The misconduct committed by Atty. Almacen is of considerable gravity


cannot be overemphasized. However, heeding the stern injunction that
disbarment should never be decreed where a lesser sanction would accomplish
the end desired, and believing that it may not perhaps be futile to hope that in
the sober light of some future day, Atty. Almacen will realize that abrasive
language never fails to do disservice to an advocate and that in every
effervescence of candor there is ample room for the added glow of respect, it is
our view that suspension will suffice under the circumstances. His demonstrated
persistence in his misconduct by neither manifesting repentance nor offering
apology therefor leave us no way of determining how long that suspension
should last and, accordingly, we are impelled to decree that the same should be
indefinite. This, we are empowered to do not alone because jurisprudence grants
us discretion on the matter but also because, even without the comforting
support of precedent, it is obvious that if we have authority to completely
exclude a person from the practice of law, there is no reason why indefinite
suspension, which is lesser in degree and effect, can be regarded as falling
outside of the compass of that authority. The merit of this choice is best shown
by the fact that it will then be left to Atty. Almacen to determine for himself how
long or how short that suspension shall last. For, at any time after the
suspension becomes effective, he may prove to this Court that he is once again
fit to resume the practice of law.
G.R. No. 71169 August 30, 1989

JOSE D. SANGALANG, petitioner,


vs.
INTERMEDIATE APPELLATE COURT, respondent.

SARMIENTO, J.

FACTS: The incident before the Court refers to charges for contempt against
Atty. J. Cezar Sangco, counsel for the petitioners Spouses Jose and Lutgarda
Sangalang. On February 2, 1989, the Court issued a Resolution, requiring,
among other things, Atty. Sangco to show cause why he should not be punished
for contempt for using intemperate and accusatory language.
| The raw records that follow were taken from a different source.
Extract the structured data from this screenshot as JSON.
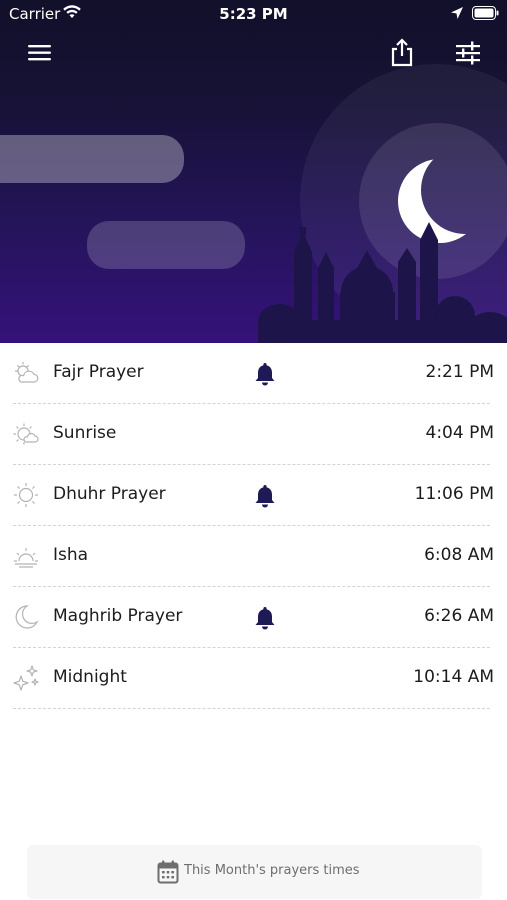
{
  "status_bar": {
    "carrier": "Carrier",
    "time": "5:23 PM"
  },
  "header": {
    "menu_icon": "menu-icon",
    "share_icon": "share-icon",
    "settings_icon": "sliders-icon"
  },
  "prayers": [
    {
      "name": "Fajr Prayer",
      "time": "2:21 PM",
      "icon": "cloud-sun-icon",
      "alarm": true
    },
    {
      "name": "Sunrise",
      "time": "4:04 PM",
      "icon": "sunrise-icon",
      "alarm": false
    },
    {
      "name": "Dhuhr Prayer",
      "time": "11:06 PM",
      "icon": "sun-icon",
      "alarm": true
    },
    {
      "name": "Isha",
      "time": "6:08 AM",
      "icon": "sunset-icon",
      "alarm": false
    },
    {
      "name": "Maghrib Prayer",
      "time": "6:26 AM",
      "icon": "moon-icon",
      "alarm": true
    },
    {
      "name": "Midnight",
      "time": "10:14 AM",
      "icon": "stars-icon",
      "alarm": false
    }
  ],
  "footer": {
    "month_button_label": "This Month's prayers times"
  },
  "colors": {
    "header_top": "#111029",
    "header_bottom": "#35127a",
    "bell": "#1e1a56"
  }
}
The Court finds Atty. Sangco's remarks in his motion for reconsideration
disparaging, intemperate, and uncalled for. His suggestions that the Court might
have been guilty of graft and corruption in acting on these cases are not only
unbecoming, but comes, as well, as an open assault upon the Court's honor and
integrity. To be sure, Atty. Sangco is entitled to his opinion, but not to a license
to insult the Court with derogatory statements and recourses to argumenta ad
hominem. In that event, it is the Court's duty to act to preserve the honor and
dignity and to safeguard the morals and ethics of the legal profession.
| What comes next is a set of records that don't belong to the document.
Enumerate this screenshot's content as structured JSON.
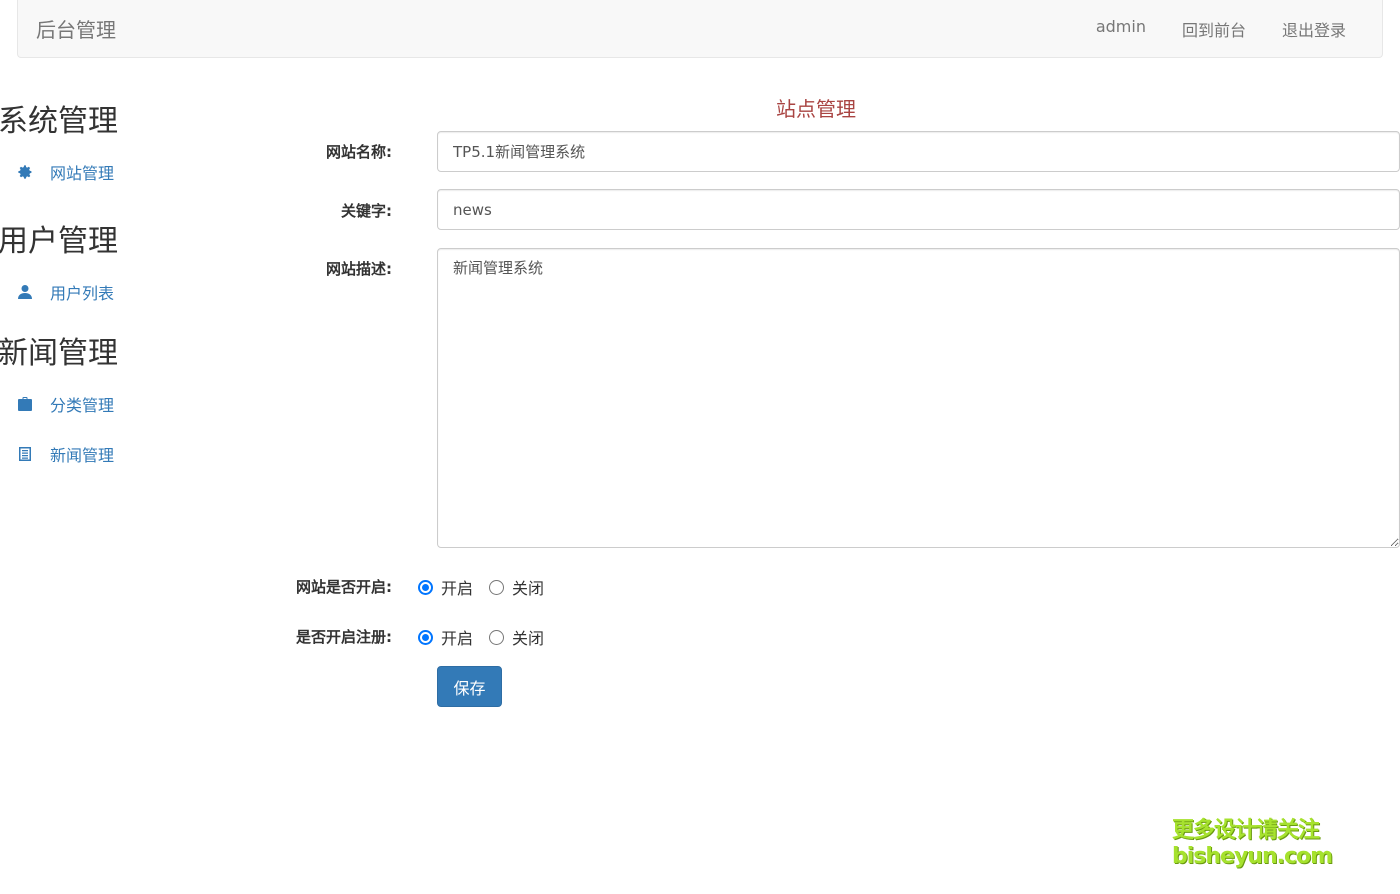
{
  "navbar": {
    "brand": "后台管理",
    "links": [
      "admin",
      "回到前台",
      "退出登录"
    ]
  },
  "sidebar": {
    "sections": [
      {
        "heading": "系统管理",
        "items": [
          {
            "label": "网站管理",
            "icon": "gear-icon"
          }
        ]
      },
      {
        "heading": "用户管理",
        "items": [
          {
            "label": "用户列表",
            "icon": "user-icon"
          }
        ]
      },
      {
        "heading": "新闻管理",
        "items": [
          {
            "label": "分类管理",
            "icon": "briefcase-icon"
          },
          {
            "label": "新闻管理",
            "icon": "list-icon"
          }
        ]
      }
    ]
  },
  "main": {
    "title": "站点管理",
    "site_name": {
      "label": "网站名称:",
      "value": "TP5.1新闻管理系统"
    },
    "keywords": {
      "label": "关键字:",
      "value": "news"
    },
    "description": {
      "label": "网站描述:",
      "value": "新闻管理系统"
    },
    "site_open": {
      "label": "网站是否开启:",
      "options": [
        "开启",
        "关闭"
      ],
      "selected": "开启"
    },
    "register_open": {
      "label": "是否开启注册:",
      "options": [
        "开启",
        "关闭"
      ],
      "selected": "开启"
    },
    "save_label": "保存"
  },
  "watermark": {
    "line1": "更多设计请关注",
    "line2": "bisheyun.com"
  },
  "colors": {
    "accent": "#337ab7",
    "title": "#a94442",
    "radio": "#0075ff"
  }
}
ISSUE: Whether or not Atty. Sangco should be sanctioned for professional


misconduct or malpractice.

RULING: Yes, Atty. J. Cezar Sangco should be sanctioned. He is to be


SUSPENDED from the practice of law for three (3) months effective from receipt
of judgement and ORDERED to pay a fine of P 500.00.

The SC was not satisfied with his explanation that he was merely
defending the interests of his clients. A lawyer's first duty is not to his client but
to the administration of justice; to that end, his client's success is wholly
subordinate; and his conduct ought to and must always be scrupulously
observant of law and ethics. And while a lawyer must advocate his client's cause
in utmost earnest and with the maximum skill he can marshal, he is not at liberty
to resort to arrogance, intimidation, and innuendo.
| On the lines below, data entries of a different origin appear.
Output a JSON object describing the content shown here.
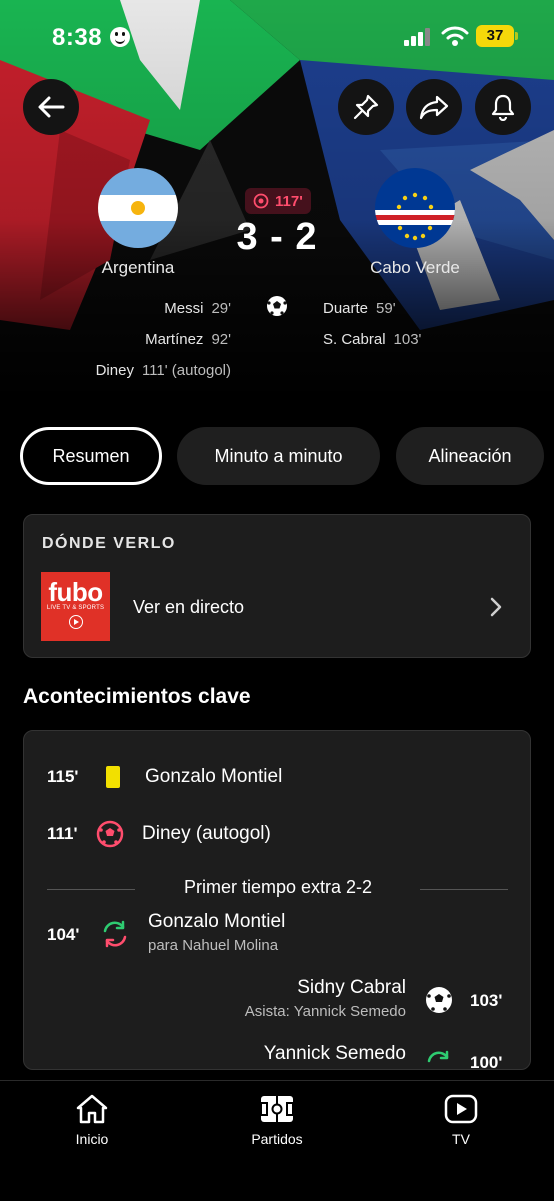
{
  "status_bar": {
    "time": "8:38",
    "battery": "37"
  },
  "match": {
    "minute": "117'",
    "score": "3 - 2",
    "home": {
      "name": "Argentina"
    },
    "away": {
      "name": "Cabo Verde"
    },
    "home_scorers": [
      {
        "name": "Messi",
        "minute": "29'"
      },
      {
        "name": "Martínez",
        "minute": "92'"
      },
      {
        "name": "Diney",
        "minute": "111' (autogol)"
      }
    ],
    "away_scorers": [
      {
        "name": "Duarte",
        "minute": "59'"
      },
      {
        "name": "S. Cabral",
        "minute": "103'"
      }
    ]
  },
  "tabs": [
    "Resumen",
    "Minuto a minuto",
    "Alineación"
  ],
  "where_to_watch": {
    "title": "DÓNDE VERLO",
    "provider_logo_text": "fubo",
    "provider_tagline": "LIVE TV & SPORTS",
    "action_label": "Ver en directo"
  },
  "key_events": {
    "title": "Acontecimientos clave",
    "events": [
      {
        "minute": "115'",
        "type": "yellow-card",
        "name": "Gonzalo Montiel"
      },
      {
        "minute": "111'",
        "type": "own-goal",
        "name": "Diney (autogol)"
      },
      {
        "minute": "104'",
        "type": "substitution",
        "name": "Gonzalo Montiel",
        "sub": "para Nahuel Molina"
      },
      {
        "minute": "103'",
        "type": "goal",
        "name": "Sidny Cabral",
        "sub": "Asista: Yannick Semedo"
      },
      {
        "minute": "100'",
        "type": "substitution",
        "name": "Yannick Semedo"
      }
    ],
    "period_label": "Primer tiempo extra 2-2"
  },
  "bottom_nav": [
    "Inicio",
    "Partidos",
    "TV"
  ],
  "colors": {
    "accent_red": "#ff4d6d",
    "background": "#000000",
    "card": "#1d1d1d",
    "yellow_card": "#f2e000"
  }
}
In the SC’s show cause Resolution, Atty. Sangco was held in contempt,
specifically, for resort to insulting language amounting to disrespect toward the
Court within the meaning of Section 1, of Rule 71, of the Rules of Court. Clearly,
however, his act also constitutes malpractice as the term is defined by Canon 11
of the Code of Professional Responsibility, as follows:

CANON 11-A LAWYER SHALL OBSERVE AND MAINTAIN THE RESPECT DUE
TO THE COURTS AND TO JUDICIAL OFFICERS AND SHOULD INSIST ON
SIMILAR CONDUCT BY OTHERS. Rule 11.03-A lawyer shall abstain from
scandalous, offensive or menacing language or behavior before the Courts. Rule
11.04-A lawyer should not attribute to a Judge motives not supported by the
record or have no materiality to the case.